Viele Zeitungsleser, die sich dort vor Chuck Berry verbeugen wollten, empfanden so wie Nancy Kusak aus Pittsburgh: "Seine Musik brachte mir wie Millionen anderen Freude. Ich danke dem lieben Gott für ihn und seine unglaubliche Gabe."

Am Samstagmittag (Ortszeit) wurden Rettungssanitäter in sein Anwesen nahe Wentzville gerufen, ein Vorort seiner Heimatstadt St. Louis, gerufen. Sie konnten den leblosen Mann nicht mehr zurückholen. Die Todesursache ist noch unklar. Chuck Berry wurde 90 Jahre alt.
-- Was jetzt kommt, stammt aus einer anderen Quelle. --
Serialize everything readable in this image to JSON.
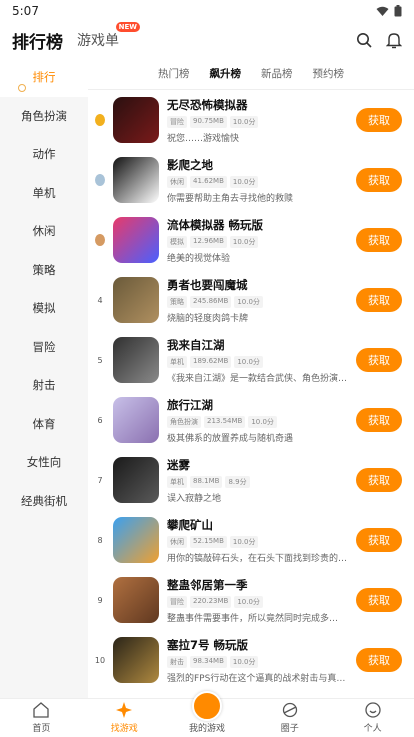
{
  "status": {
    "time": "5:07"
  },
  "header": {
    "title": "排行榜",
    "second_tab": "游戏单",
    "badge": "NEW"
  },
  "sidebar": {
    "items": [
      "排行",
      "角色扮演",
      "动作",
      "单机",
      "休闲",
      "策略",
      "模拟",
      "冒险",
      "射击",
      "体育",
      "女性向",
      "经典街机"
    ]
  },
  "subtabs": [
    "热门榜",
    "飙升榜",
    "新品榜",
    "预约榜"
  ],
  "get_label": "获取",
  "apps": [
    {
      "rank": "",
      "medal": "#f2b01e",
      "name": "无尽恐怖模拟器",
      "tags": [
        "冒险",
        "90.75MB",
        "10.0分"
      ],
      "desc": "祝您……游戏愉快",
      "colors": [
        "#2a1010",
        "#7a1a1a"
      ]
    },
    {
      "rank": "",
      "medal": "#a9c3d8",
      "name": "影爬之地",
      "tags": [
        "休闲",
        "41.62MB",
        "10.0分"
      ],
      "desc": "你需要帮助主角去寻找他的救赎",
      "colors": [
        "#111111",
        "#ffffff"
      ]
    },
    {
      "rank": "",
      "medal": "#d59a62",
      "name": "流体模拟器 畅玩版",
      "tags": [
        "模拟",
        "12.96MB",
        "10.0分"
      ],
      "desc": "绝美的视觉体验",
      "colors": [
        "#e83a6a",
        "#4a60ff"
      ]
    },
    {
      "rank": "4",
      "medal": "",
      "name": "勇者也要闯魔城",
      "tags": [
        "策略",
        "245.86MB",
        "10.0分"
      ],
      "desc": "烧脑的轻度肉鸽卡牌",
      "colors": [
        "#6a5a3a",
        "#b09060"
      ]
    },
    {
      "rank": "5",
      "medal": "",
      "name": "我来自江湖",
      "tags": [
        "单机",
        "189.62MB",
        "10.0分"
      ],
      "desc": "《我来自江湖》是一款结合武侠、角色扮演…",
      "colors": [
        "#303030",
        "#8a8a8a"
      ]
    },
    {
      "rank": "6",
      "medal": "",
      "name": "旅行江湖",
      "tags": [
        "角色扮演",
        "213.54MB",
        "10.0分"
      ],
      "desc": "极其佛系的放置养成与随机奇遇",
      "colors": [
        "#c8c0e8",
        "#8a70b0"
      ]
    },
    {
      "rank": "7",
      "medal": "",
      "name": "迷雾",
      "tags": [
        "单机",
        "88.1MB",
        "8.9分"
      ],
      "desc": "误入寂静之地",
      "colors": [
        "#1a1a1a",
        "#5a5a5a"
      ]
    },
    {
      "rank": "8",
      "medal": "",
      "name": "攀爬矿山",
      "tags": [
        "休闲",
        "52.15MB",
        "10.0分"
      ],
      "desc": "用你的镐敲碎石头，在石头下面找到珍贵的…",
      "colors": [
        "#3aa0f0",
        "#f0a030"
      ]
    },
    {
      "rank": "9",
      "medal": "",
      "name": "整蛊邻居第一季",
      "tags": [
        "冒险",
        "220.23MB",
        "10.0分"
      ],
      "desc": "整蛊事件需要事件，所以竟然同时完成多…",
      "colors": [
        "#b07040",
        "#603820"
      ]
    },
    {
      "rank": "10",
      "medal": "",
      "name": "塞拉7号 畅玩版",
      "tags": [
        "射击",
        "98.34MB",
        "10.0分"
      ],
      "desc": "强烈的FPS行动在这个逼真的战术射击与真…",
      "colors": [
        "#2a2418",
        "#b08a40"
      ]
    }
  ],
  "bottomnav": [
    "首页",
    "找游戏",
    "我的游戏",
    "圈子",
    "个人"
  ]
}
Ein charismatischer Pionier, dessen Wirkungsmacht schon zu Lebzeiten Größen wie den Beatles, den Rollings Stones (hier gesondert: Keith Richards), Bob Dylan, Eric Clapton und Jimi Hendrix Ehrfurcht einflößte und tiefe Verehrung abrang.

"Wenn man versuchen würde, dem Rock'n'Roll einen anderen Namen zu geben", sagte einmal John Lennon, "man könnte ihn Chuck Berry nennen."

Berry gilt als Urvater des Rock 'n' Roll. Bekannt wurde der US-Musiker in den 1950er-Jahren mit Stücken wie "Johnny B. Goode", "Sweet Little Sixteen" und "Roll Over Beethoven". Gleich seine erste Aufnahme "Maybellene" schoss in die Top Ten der Billboard Charts. Seine Songs wurden von Elvis Presley oder den Beatles gecovert. Ohne ihn hätten die Pilzköpfe wohl nie Musik gemacht: "Er sang die guten, intelligenten Texte in den 1950er-Jahren, als die anderen 'Oh Baby, I love you' sangen", urteilte einst John Lennon. "God bless Chuck Berry Chuck", twitterte sein früherer Bandkollege Ringo Starr.


Chuck Berry war bereits 30 und Ex-Gelegenheitsarbeiter, Ex-Boxer und Ex-Friseur, als er 1955 seine erste Platte aufnahm: "Maybellene". Die nach Wimperntusche benannte Ode an dicke Autos und eine fremdgehende Frau katapultierte den Mann mit der Stimme, "die genauso wellig und ölig war wie sein Haar" (Nik Cohn), ins Orbit des damals gerade entstehenden Planeten Pop.

Nach großen Hits kam 1961 der erste Rückschlag, als Berry für eineinhalb Jahre ins Gefängnis musste. Er wurde verurteilt, weil er eine minderjährige Person wegen "unmoralischer" Beweggründe über eine Staatsgrenze innerhalb der Vereinigten Staaten transportiert hatte. Erst in den 70er Jahren konnte er wieder an alte Erfolge anknüpfen. Schließlich zog er sich nach und nach aus dem Rampenlicht zurück. In einem Club in seiner Heimatstadt St. Louis trat Berry aber immer noch regelmäßig mit seinem Sohn Charles Berry junior auf.




Sonntag, März 05, 2017

John's älteste Halbschwester wird 70. geboren 5.März 1947

Julia geboren am 5.März 1947 in Liverpool ist die älteste HalbSchwester von John Lennon
Mutter Julia und ihr damaliger Mann John Dykins ist ihr Vater.

Nach dem Tod ihrer Mutter im Jahre 1958, kamen Julia und Jacqui zu Julias Schwester Harriet Birch,Ihr  Vater, John Dykins (bekannt als Bobby) besuchte Sie.
Im August 1968 heiratete Julia Allan Baird  und lebte für viele Jahre in Irland bevor Sie zurück nach England ging; Julia ist  Mutter von Nicholas, Sarah und David.